Waiting for redis server at 127.0.0.1:21072 to respond...
Waiting for redis server at 127.0.0.1:56491 to respond...
Starting the Plasma object store with 54.00 GB memory.
Starting local scheduler with the following resources: {'CPU': 40, 'GPU': 6}.

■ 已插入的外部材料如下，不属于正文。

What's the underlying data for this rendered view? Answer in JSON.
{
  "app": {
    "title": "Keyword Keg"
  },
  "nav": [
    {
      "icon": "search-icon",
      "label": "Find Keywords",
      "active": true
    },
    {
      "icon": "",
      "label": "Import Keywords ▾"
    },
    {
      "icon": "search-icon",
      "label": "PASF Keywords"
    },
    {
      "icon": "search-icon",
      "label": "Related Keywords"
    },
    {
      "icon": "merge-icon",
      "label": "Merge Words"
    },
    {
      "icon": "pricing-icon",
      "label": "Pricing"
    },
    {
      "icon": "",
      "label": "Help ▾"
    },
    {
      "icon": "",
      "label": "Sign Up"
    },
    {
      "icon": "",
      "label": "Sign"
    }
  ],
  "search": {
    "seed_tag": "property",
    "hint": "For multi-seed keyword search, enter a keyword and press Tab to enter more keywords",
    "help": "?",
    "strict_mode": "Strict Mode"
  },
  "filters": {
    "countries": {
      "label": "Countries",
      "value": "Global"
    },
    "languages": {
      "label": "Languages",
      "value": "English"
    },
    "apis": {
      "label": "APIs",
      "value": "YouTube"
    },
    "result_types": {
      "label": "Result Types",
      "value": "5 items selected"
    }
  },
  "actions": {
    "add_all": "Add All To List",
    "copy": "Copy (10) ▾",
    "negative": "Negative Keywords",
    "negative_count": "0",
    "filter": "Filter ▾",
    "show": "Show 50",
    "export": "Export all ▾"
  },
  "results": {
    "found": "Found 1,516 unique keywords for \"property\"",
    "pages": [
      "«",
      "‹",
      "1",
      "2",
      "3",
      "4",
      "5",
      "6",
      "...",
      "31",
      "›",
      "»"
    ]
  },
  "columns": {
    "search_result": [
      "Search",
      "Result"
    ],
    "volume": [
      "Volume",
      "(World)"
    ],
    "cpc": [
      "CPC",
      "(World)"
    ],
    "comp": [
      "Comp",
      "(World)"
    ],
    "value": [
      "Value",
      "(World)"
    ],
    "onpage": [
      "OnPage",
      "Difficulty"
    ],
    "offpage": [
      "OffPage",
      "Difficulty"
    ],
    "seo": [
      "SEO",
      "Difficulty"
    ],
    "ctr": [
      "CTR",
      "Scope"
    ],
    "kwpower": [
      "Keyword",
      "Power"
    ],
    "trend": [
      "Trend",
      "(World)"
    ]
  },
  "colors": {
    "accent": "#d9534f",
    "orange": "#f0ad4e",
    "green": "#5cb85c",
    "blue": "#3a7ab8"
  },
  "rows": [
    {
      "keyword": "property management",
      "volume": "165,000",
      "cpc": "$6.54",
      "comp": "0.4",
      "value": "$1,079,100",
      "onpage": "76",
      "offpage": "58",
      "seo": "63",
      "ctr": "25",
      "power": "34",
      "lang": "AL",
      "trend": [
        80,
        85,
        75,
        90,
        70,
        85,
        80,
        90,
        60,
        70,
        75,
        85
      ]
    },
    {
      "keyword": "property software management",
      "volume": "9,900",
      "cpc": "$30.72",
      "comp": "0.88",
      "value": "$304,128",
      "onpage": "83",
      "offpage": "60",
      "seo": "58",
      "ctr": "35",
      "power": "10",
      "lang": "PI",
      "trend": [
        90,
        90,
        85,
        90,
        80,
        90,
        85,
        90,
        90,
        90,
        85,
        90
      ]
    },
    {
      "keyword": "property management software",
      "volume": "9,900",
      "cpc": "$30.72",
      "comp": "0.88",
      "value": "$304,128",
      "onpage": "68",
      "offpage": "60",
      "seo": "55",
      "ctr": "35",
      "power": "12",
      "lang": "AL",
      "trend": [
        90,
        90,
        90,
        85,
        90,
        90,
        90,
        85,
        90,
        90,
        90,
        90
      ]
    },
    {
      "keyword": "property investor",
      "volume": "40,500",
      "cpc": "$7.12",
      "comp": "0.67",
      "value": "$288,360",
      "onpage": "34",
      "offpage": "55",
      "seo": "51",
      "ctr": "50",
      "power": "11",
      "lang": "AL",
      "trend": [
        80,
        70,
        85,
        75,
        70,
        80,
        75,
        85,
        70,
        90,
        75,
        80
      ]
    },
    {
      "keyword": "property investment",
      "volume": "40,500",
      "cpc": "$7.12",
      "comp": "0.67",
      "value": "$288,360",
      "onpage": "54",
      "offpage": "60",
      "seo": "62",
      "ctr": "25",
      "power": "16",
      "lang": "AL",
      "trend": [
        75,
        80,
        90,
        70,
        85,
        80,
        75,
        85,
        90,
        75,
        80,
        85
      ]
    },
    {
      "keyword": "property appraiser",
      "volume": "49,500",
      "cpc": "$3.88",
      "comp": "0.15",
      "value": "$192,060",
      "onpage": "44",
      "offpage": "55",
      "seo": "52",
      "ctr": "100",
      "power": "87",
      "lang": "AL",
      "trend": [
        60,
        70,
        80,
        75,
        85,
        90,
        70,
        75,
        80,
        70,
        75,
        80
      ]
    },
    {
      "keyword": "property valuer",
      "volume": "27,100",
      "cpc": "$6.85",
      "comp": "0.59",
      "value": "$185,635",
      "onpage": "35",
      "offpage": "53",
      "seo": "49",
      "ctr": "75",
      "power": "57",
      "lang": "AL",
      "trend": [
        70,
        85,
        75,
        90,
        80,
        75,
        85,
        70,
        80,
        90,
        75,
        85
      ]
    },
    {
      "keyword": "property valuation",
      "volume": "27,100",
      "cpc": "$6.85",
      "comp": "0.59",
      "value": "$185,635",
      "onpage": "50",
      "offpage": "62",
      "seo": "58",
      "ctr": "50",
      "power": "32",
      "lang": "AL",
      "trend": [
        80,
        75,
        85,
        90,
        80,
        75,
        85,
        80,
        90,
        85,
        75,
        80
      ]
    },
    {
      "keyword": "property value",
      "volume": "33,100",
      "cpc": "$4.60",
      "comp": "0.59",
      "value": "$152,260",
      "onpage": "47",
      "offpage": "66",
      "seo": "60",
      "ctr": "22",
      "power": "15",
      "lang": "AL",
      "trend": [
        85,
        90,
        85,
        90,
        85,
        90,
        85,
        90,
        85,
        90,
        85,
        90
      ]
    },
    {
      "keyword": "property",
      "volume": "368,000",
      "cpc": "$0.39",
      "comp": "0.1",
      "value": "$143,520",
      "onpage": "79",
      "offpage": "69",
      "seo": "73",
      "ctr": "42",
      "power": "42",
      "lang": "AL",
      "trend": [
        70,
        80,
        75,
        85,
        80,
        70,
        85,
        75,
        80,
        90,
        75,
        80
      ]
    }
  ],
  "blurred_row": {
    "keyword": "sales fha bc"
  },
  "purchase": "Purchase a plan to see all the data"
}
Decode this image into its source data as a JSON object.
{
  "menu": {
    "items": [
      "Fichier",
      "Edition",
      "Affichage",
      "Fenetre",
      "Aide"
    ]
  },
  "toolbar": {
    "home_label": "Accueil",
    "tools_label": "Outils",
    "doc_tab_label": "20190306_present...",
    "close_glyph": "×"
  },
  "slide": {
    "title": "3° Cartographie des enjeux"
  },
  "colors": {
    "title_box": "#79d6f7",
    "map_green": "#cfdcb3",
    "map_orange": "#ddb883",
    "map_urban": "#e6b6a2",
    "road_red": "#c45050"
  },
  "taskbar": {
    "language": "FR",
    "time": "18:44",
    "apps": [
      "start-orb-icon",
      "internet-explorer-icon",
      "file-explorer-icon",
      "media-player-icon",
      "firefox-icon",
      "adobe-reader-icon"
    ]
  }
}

======================================================================
View the web UI at http://localhost:8888/notebooks/ray_ui29035.ipynb?token=a281378b39e3d5736fa2fbe58e2235bebd445fa8347d040f
======================================================================

Traceback (most recent call last):
  File "<stdin>", line 1, in <module>
  File "/home/byz/anaconda3/envs/py35/lib/python3.5/site-packages/ray/worker.py", line 1866, in init
    use_raylet=use_raylet)
  File "/home/byz/anaconda3/envs/py35/lib/python3.5/site-packages/ray/worker.py", line 1727, in _init
    use_raylet=use_raylet)
  File "/home/byz/anaconda3/envs/py35/lib/python3.5/site-packages/ray/worker.py", line 2165, in connect
    worker.redis_client.hmset(b"Drivers:" + worker.worker_id, driver_info)
  File "/home/byz/anaconda3/envs/py35/lib/python3.5/site-packages/ray/utils.py", line 387, in _wrapper
    return orig_attr(*args, **kwargs)
  File "/home/byz/anaconda3/envs/py35/lib/python3.5/site-packages/redis/client.py", line 2636, in hmset
    return self.execute_command('HMSET', name, *items)
  File "/home/byz/anaconda3/envs/py35/lib/python3.5/site-packages/redis/client.py", line 754, in execute_command
    connection.send_command(*args)
  File "/home/byz/anaconda3/envs/py35/lib/python3.5/site-packages/redis/connection.py", line 619, in send_command
    self.send_packed_command(self.pack_command(*args))
  File "/home/byz/anaconda3/envs/py35/lib/python3.5/site-packages/redis/connection.py", line 659, in pack_command
    for arg in imap(self.encoder.encode, args):
  File "/home/byz/anaconda3/envs/py35/lib/python3.5/site-packages/redis/connection.py", line 124, in encode
    "byte, string or number first." % typename)
redis.exceptions.DataError: Invalid input of type: 'NoneType'. Convert to a byte, string or number first.

Redis的异常,加上Redis的地址之后:

ray.init(redis_address='127.0.0.1:6379',use_raylet=True)

得到错误2:

redis.exceptions.ConnectionError: Error 111 connecting to 10.36.3.117:6379. Connection refused.

 

解决:

问题1:因为使用〜$ pip install redis版本为最新的redis-3.0版本,Ray不适用于最新版本的redis。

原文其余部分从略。